After being startled two nights earlier by UCLA’s quick start, Arizona similarly raided the Trojans in the opening minutes on Saturday, getting out to a 29-7 lead. From there, the outcome was never in question and the only drama came in whether York would score.
He finished the game with two three pointes, each of which set the Zona Zoo afire.
“There’s nobody that felt very good after Thursday,” said Sean Miller. “But our response is to get back is to get back and be as good as we can in this game and I’m proud of our efforts.”
Arizona played debilitating defense and forced a Trojans team coming off a 91 point performance to shoot 28% from the field and just 5-20 from behind the arc.

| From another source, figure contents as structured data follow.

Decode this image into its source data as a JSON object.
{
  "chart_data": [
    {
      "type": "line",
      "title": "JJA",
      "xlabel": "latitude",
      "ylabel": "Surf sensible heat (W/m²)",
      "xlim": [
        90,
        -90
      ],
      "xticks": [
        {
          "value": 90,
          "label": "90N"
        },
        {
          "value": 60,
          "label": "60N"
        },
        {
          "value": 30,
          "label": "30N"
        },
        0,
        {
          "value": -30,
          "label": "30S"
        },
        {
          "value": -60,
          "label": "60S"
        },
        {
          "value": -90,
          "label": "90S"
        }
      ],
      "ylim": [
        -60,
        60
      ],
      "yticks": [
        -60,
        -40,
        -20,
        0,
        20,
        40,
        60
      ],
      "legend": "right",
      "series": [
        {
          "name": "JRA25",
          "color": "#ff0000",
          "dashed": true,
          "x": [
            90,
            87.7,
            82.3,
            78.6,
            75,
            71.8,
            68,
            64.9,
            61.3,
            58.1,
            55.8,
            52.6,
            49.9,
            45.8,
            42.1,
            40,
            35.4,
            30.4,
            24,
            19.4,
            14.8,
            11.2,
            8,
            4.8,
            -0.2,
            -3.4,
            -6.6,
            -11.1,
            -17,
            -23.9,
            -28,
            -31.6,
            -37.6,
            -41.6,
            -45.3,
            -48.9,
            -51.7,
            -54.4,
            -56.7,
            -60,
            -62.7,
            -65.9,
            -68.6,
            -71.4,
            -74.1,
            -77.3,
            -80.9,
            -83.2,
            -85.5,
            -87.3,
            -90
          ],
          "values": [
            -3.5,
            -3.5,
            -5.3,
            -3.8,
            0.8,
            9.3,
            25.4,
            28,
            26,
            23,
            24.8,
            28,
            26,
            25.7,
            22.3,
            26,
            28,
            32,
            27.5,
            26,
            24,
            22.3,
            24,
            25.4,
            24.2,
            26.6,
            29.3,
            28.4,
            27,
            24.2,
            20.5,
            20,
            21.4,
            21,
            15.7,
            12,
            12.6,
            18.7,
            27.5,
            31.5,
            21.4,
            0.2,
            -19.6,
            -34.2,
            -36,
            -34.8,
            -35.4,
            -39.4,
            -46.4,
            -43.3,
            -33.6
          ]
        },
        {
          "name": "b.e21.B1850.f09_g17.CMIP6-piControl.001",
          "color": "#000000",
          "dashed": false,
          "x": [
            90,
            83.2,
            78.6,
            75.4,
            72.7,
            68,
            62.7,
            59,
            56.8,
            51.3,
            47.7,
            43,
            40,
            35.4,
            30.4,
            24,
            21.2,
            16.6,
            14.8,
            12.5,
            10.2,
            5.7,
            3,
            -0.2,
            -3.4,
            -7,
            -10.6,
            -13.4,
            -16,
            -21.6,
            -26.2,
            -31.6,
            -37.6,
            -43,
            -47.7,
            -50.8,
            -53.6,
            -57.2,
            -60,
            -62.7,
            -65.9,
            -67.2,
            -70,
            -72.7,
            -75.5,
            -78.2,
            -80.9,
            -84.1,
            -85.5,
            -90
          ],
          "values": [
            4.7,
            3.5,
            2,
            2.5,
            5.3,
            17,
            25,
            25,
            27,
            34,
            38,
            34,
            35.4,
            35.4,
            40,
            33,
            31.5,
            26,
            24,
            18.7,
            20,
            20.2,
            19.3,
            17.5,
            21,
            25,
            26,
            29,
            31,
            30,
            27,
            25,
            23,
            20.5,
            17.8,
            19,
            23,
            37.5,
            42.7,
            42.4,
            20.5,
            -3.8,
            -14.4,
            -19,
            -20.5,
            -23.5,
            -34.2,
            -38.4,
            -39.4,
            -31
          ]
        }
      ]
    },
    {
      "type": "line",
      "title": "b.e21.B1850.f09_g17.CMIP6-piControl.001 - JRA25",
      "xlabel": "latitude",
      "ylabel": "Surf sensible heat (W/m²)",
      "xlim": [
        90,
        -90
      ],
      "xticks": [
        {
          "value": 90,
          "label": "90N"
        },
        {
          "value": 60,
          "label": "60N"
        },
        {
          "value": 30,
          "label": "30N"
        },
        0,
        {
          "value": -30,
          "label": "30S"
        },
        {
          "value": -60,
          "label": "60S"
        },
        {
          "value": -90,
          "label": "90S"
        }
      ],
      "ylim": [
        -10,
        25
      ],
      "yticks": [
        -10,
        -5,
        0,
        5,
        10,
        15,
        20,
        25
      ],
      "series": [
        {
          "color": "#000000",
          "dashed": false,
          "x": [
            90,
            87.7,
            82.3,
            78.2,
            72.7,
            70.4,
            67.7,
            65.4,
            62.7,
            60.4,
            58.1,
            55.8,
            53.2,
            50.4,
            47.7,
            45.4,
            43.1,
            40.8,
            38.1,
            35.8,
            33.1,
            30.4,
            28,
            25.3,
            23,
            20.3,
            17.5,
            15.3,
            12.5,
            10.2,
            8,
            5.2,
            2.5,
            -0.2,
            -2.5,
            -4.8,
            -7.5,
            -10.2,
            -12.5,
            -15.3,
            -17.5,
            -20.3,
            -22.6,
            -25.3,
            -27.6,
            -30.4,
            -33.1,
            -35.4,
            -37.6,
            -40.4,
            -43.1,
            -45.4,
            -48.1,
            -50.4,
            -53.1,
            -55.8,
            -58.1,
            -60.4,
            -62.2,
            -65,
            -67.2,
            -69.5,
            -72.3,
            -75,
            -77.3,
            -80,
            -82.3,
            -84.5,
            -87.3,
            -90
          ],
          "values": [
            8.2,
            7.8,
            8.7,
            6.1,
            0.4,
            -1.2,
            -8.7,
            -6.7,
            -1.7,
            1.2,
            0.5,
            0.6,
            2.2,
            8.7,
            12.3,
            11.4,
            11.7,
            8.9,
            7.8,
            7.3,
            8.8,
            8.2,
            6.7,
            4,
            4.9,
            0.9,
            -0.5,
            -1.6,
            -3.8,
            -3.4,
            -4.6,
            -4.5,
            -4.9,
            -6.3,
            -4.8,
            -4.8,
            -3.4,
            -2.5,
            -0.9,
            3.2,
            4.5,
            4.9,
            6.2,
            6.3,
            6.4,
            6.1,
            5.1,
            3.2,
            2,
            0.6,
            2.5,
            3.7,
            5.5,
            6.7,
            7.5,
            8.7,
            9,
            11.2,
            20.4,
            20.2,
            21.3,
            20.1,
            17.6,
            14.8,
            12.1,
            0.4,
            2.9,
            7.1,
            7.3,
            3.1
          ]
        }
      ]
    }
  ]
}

By the second half, USC’s game-plan consisted of launching three pointers, as there was no hope of scoring in the paint against Arizona’s big three freshmen along with Angelo Chol.
On offense, the Cats looked as balanced and in sync as they have all season.
Nick Johnson led the attack with 14 points that included two bank shots and a dazzling backwards dunk. Also reaching double digits were Solomon Hill, Brandon Ashley, and Kaleb Tarczewski.
For Tarczewski in particular, the game finally provided an opportunity for him to be prioritized down low. “It was really nice to be able to get the ball and show what I can do,” he said.
The biggest storyline however was on the play of Chol and York, two guys that have not seen a great share of minutes since Pac-12 play started.
Chol scored his first point since the Diamondhead Classic on Saturday but his lack of touches has not affected his demeanor in the slightest. Miller said of the sophomore, “I have had very few players come into my office and he said ‘coach, as long as we are winning, you never have to talk to me.’”
Meanwhile, York’s two three pointers left Miller presuming that more playing time may be on the horizon.
What stood out most in the route was how no one on the team responded negatively to a double digit loss less than 48 hours earlier. A few of the players were even visibly laughing.
In a potential trap game that could have sent Arizona’s season reeling the wrong direction, Miller’s lasting impression was that “our team stuck together.”